I think you both make excellent points. And I think regardless of what you hear or read about a restaurant, you must go and experience it yourself to know if it is a winner for you. One man's, or in this case wonan's, trash is another's treasure.
Bossy girl is right training servers is a tough gig, and turn-over is constant so it is ongoing. Even if the "concept" doesn't like the look of clutter on the table with soy sauce, then the procedure should be to serve it with the food once goes to the table only to be pick back up from the table once the dishes are cleared. This allows the guest to enjoy it on the table as long as they need it. It would be like serving french fries and not allowing the ketchup to come to the table and stay as long as the guest wanted it. In the case of service and preferences the right answer is always what the guest wants.

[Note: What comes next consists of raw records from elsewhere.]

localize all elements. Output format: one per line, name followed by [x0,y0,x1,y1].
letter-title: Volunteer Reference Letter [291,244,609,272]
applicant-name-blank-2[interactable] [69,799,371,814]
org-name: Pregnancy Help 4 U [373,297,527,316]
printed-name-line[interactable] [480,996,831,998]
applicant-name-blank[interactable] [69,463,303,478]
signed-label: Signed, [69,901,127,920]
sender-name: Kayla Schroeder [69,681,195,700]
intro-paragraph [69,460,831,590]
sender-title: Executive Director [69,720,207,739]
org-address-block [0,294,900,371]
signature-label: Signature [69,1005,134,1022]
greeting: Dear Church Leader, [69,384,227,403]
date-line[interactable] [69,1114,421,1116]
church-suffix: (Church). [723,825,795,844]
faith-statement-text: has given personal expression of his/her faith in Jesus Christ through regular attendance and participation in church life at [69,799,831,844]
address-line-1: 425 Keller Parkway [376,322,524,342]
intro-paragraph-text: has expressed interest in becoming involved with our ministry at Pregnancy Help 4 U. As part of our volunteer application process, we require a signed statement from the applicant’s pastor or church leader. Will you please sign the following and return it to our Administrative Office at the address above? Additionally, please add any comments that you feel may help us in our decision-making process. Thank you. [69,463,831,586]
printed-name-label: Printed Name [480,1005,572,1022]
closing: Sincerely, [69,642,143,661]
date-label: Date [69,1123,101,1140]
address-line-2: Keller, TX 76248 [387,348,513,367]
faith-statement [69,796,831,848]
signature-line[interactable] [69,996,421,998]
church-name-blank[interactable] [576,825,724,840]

To Amyzan's point, people vote with their wallets. No need to put up with snotty service, poor operations and bad food just because the place is cool. I am always interested in the logic the food critics use with "we will try each restaurant we review at least three times in order to be fair" . . .the hard cold truth is the guest will come and try your new place once, before they pass judgement on whether they will return. If there is nothing of interest, merit or desire in the experience to want to repeat it they will simply not return. I content with people watching their wallets, new restaurants basically get one shot to get it right. You both are right, a restaurant as expensive to open as Nara's is going to have to figure out how to be more than drinks and apps . . .or they won't make it. Just my two cents.
I would definitely give Nara a try, when I'm going out for drinks. I won't be going for a meal, as there's clearly no point at this time. I only hope that's rectified in the future.
BTW, I wonder about the soy sauce if they're using high quality shoyu, and the expense might be a consideration along with the "concept?"
Funny you should say that . . .I was thinking the same thing when I had dinner there . . .I thought guess they didn't get enough soy sauce in time for opening, so they "dreamed" up this fantastic reason of not wanting it to clutter up the table to cover up their ordering mistake or the fact they did want to spend the money. Ha! Great minds think alike.